I came across the term “Atopic March” a few times after my son was diagnosed with allergies. If Atopic March existed, I could expect asthma to be the next phase of progression on his list of inflammatory conditions.
Atopic March is not a new trend or a marathon. It has existed in theory over the years, in texts and studies, but I never heard the doctors talk about what could be next for my child. It may have been that we were so focused on controlling and managing his severe eczema, the current condition at the time, that our conversations just never touched on the potential road we may be traveling if his symptoms progressed.
If your child currently suffers from eczema, the last thing you want to hear is that their eczema could potentially develop into other problems. However, Atopic March is an important factor to consider in aligning expectations and can give you an idea of what to watch for if your child’s conditions do progress. In the hopes that this may help other parents, I’d like to share my knowledge, thoughts and personal experience with the Atopic March.
What is Atopic March?
Atopic March refers to the development of atopic dermatitis (AD) during infancy, progressing to allergic rhinitis and asthma as the infant grows through the phase of childhood.
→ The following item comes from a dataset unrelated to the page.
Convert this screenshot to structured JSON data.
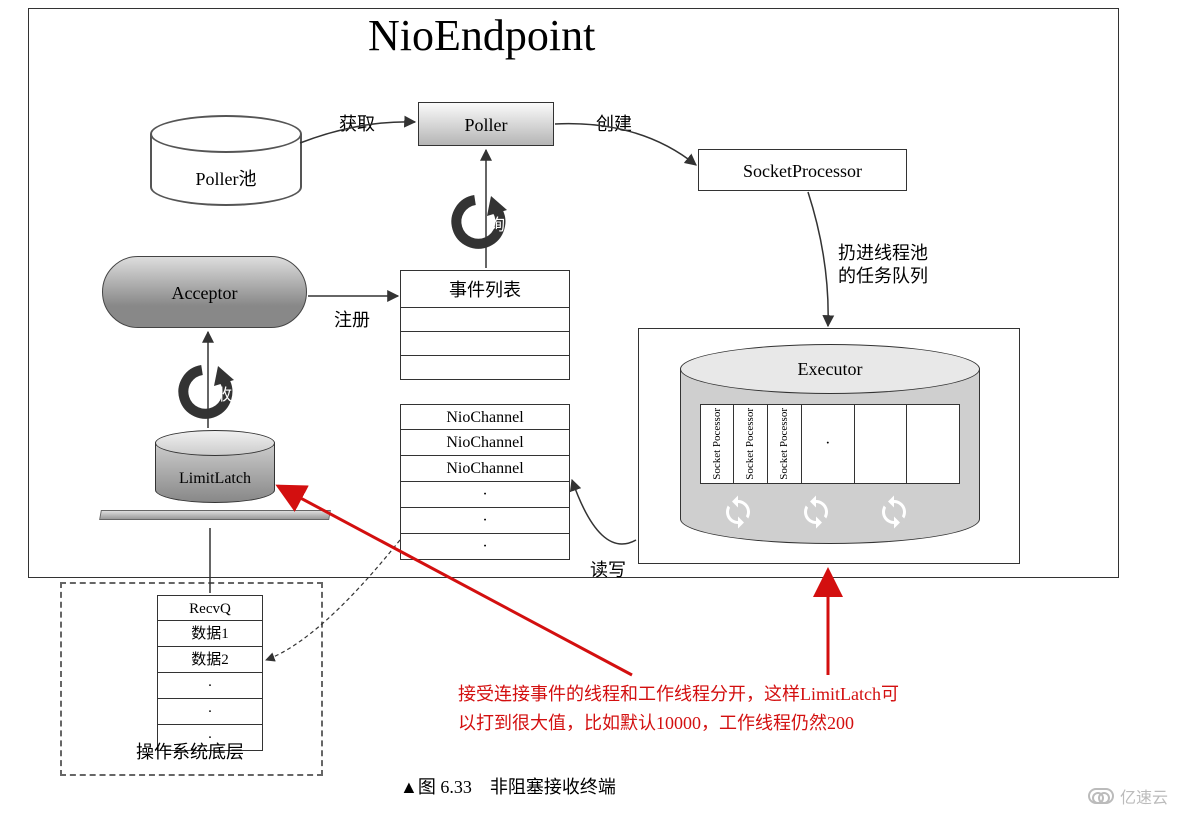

This atopic manifestation is likely the result of several underlying factors like the presence of filaggrin mutations, age at the time of onset and severity of AD. It may also depend upon a family history of eczema, adverse reactions to foods and how susceptible you are to infection.
These atopic progressions are marked by a characteristic pattern of immunoglobulin E (IgE) antibody responses and specific symptoms that appear in the early stages of life, continue for years and usually alleviate with age. Skin tests are usually recommended by the dermatologist to detect the typical sequence of specific immunoglobulin E molecules in the blood and sensitivity to food or other allergens.
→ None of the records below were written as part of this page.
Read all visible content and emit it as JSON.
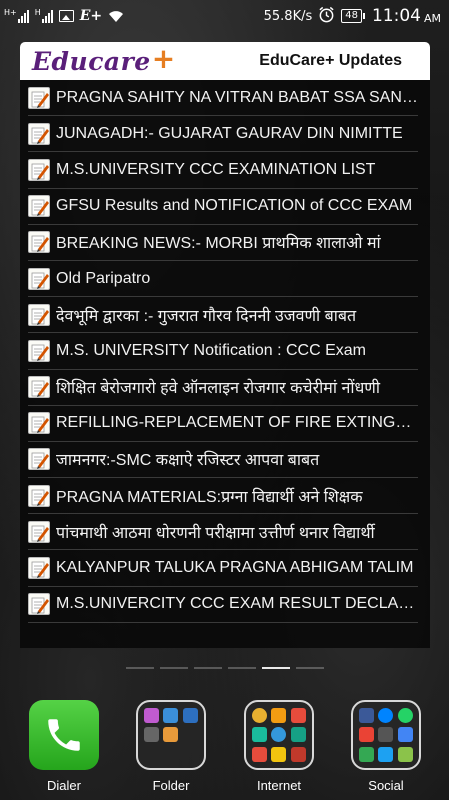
{
  "status_bar": {
    "network_speed": "55.8K/s",
    "battery": "48",
    "time": "11:04",
    "ampm": "AM",
    "signal1_tag": "H+",
    "signal2_tag": "H",
    "carrier_icon": "E+",
    "icons": [
      "signal-icon",
      "signal-icon",
      "image-icon",
      "eplus-icon",
      "wifi-icon",
      "alarm-icon",
      "battery-icon"
    ]
  },
  "widget": {
    "logo": {
      "text": "Educare",
      "plus": "+"
    },
    "title": "EduCare+ Updates",
    "items": [
      {
        "title": "PRAGNA SAHITY NA VITRAN BABAT SSA SANDESH"
      },
      {
        "title": "JUNAGADH:- GUJARAT GAURAV DIN NIMITTE"
      },
      {
        "title": "M.S.UNIVERSITY CCC EXAMINATION LIST"
      },
      {
        "title": "GFSU Results and NOTIFICATION of CCC EXAM"
      },
      {
        "title": "BREAKING NEWS:- MORBI प्राथमिक शालाओ मां"
      },
      {
        "title": "Old Paripatro"
      },
      {
        "title": "देवभूमि द्वारका :- गुजरात गौरव दिननी उजवणी बाबत"
      },
      {
        "title": "M.S. UNIVERSITY Notification : CCC Exam"
      },
      {
        "title": "शिक्षित बेरोजगारो हवे ऑनलाइन रोजगार कचेरीमां नोंधणी"
      },
      {
        "title": "REFILLING-REPLACEMENT OF FIRE EXTINGUISHER"
      },
      {
        "title": "जामनगर:-SMC कक्षाऐ रजिस्टर आपवा बाबत"
      },
      {
        "title": "PRAGNA MATERIALS:प्रग्ना विद्यार्थी अने शिक्षक"
      },
      {
        "title": "पांचमाथी आठमा धोरणनी परीक्षामा उत्तीर्ण थनार विद्यार्थी"
      },
      {
        "title": "KALYANPUR TALUKA PRAGNA ABHIGAM TALIM"
      },
      {
        "title": "M.S.UNIVERCITY CCC EXAM RESULT DECLARED"
      }
    ]
  },
  "dock": {
    "apps": [
      {
        "label": "Dialer",
        "icon": "phone-icon",
        "color": "#2fb524"
      },
      {
        "label": "Folder",
        "icon": "folder-icon"
      },
      {
        "label": "Internet",
        "icon": "folder-icon"
      },
      {
        "label": "Social",
        "icon": "folder-icon"
      }
    ]
  }
}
What are the symptoms of Atopic March?
The clinical symptoms for atopic march are individual-specific. In usual cases, except for dry skin, no other sign of this condition is diagnosed at the time of birth. The production of IgE is likely to initiate during the 11th week of gestation. However, at this stage, no specific sensitization to food or other allergens can be diagnosed in the blood using standard methods to measure increased levels of IgE antibodies.
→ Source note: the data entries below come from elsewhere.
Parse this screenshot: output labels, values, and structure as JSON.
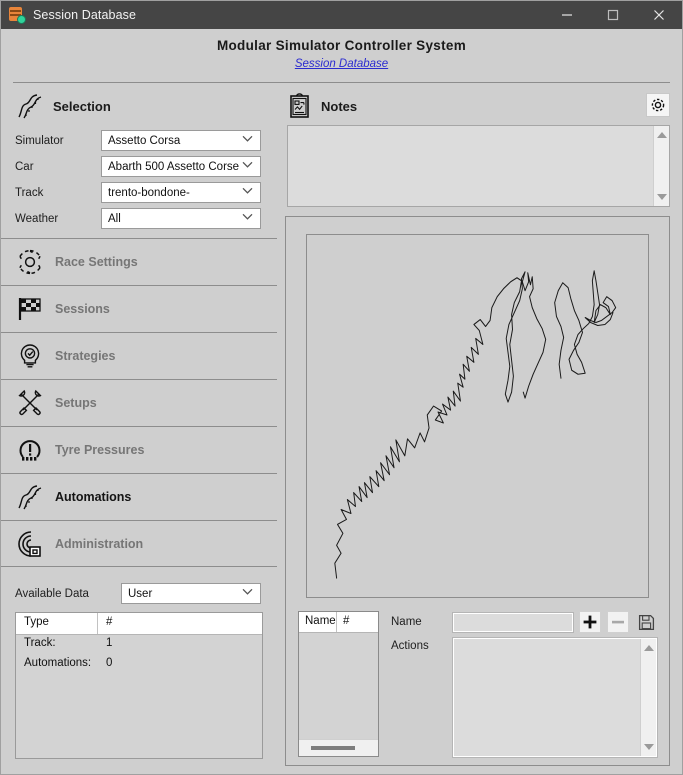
{
  "window": {
    "title": "Session Database",
    "icon": "database-gear-icon",
    "controls": {
      "minimize": "minimize-icon",
      "maximize": "maximize-icon",
      "close": "close-icon"
    }
  },
  "header": {
    "title": "Modular Simulator Controller System",
    "subtitle": "Session Database"
  },
  "selection": {
    "heading": "Selection",
    "icon": "winding-road-icon",
    "fields": [
      {
        "label": "Simulator",
        "value": "Assetto Corsa"
      },
      {
        "label": "Car",
        "value": "Abarth 500 Assetto Corse"
      },
      {
        "label": "Track",
        "value": "trento-bondone-"
      },
      {
        "label": "Weather",
        "value": "All"
      }
    ]
  },
  "nav": {
    "items": [
      {
        "label": "Race Settings",
        "icon": "gear-icon",
        "active": false
      },
      {
        "label": "Sessions",
        "icon": "checkered-flag-icon",
        "active": false
      },
      {
        "label": "Strategies",
        "icon": "lightbulb-target-icon",
        "active": false
      },
      {
        "label": "Setups",
        "icon": "tools-icon",
        "active": false
      },
      {
        "label": "Tyre Pressures",
        "icon": "tyre-warning-icon",
        "active": false
      },
      {
        "label": "Automations",
        "icon": "winding-road-icon",
        "active": true
      },
      {
        "label": "Administration",
        "icon": "radar-icon",
        "active": false
      }
    ]
  },
  "available_data": {
    "label": "Available Data",
    "scope": "User",
    "columns": [
      "Type",
      "#"
    ],
    "rows": [
      {
        "type": "Track:",
        "count": "1"
      },
      {
        "type": "Automations:",
        "count": "0"
      }
    ]
  },
  "notes": {
    "heading": "Notes",
    "icon": "clipboard-notes-icon",
    "value": "",
    "settings_icon": "gear-icon"
  },
  "map": {
    "track": "trento-bondone-"
  },
  "automations": {
    "table": {
      "columns": [
        "Name",
        "#"
      ],
      "rows": []
    },
    "name_label": "Name",
    "name_value": "",
    "actions_label": "Actions",
    "actions_value": "",
    "buttons": {
      "add": "plus-icon",
      "remove": "minus-icon",
      "save": "floppy-save-icon"
    }
  },
  "colors": {
    "background": "#cfcfcf",
    "titlebar": "#454545",
    "link": "#2b2bd0",
    "accent_icon_orange": "#e8853a",
    "accent_icon_green": "#2fd39b",
    "nav_inactive": "#767676",
    "nav_active": "#141414"
  }
}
For visible symptoms, the first symptom that typically manifests is atopic dermatitis (eczema), usually occurring between the age of 2-12 months. In my case, my son first began showing signs of itchy rashes at 8 months and as the outbreaks grew worse, I’d cover his hands with mittens just to keep him from scratching his skin to shreds and risking infection.
Food allergies are next, which often occur between 6 and 12 months of age. Symptoms of food allergies include swelling of the lips or eyes, red rashes or hives, vomiting and even difficulty breathing. The most common food allergies are milk, eggs, peanuts, tree nuts, soy, wheat, fish and shellfish, with the allergic reactions usually occurring within two hours of eating.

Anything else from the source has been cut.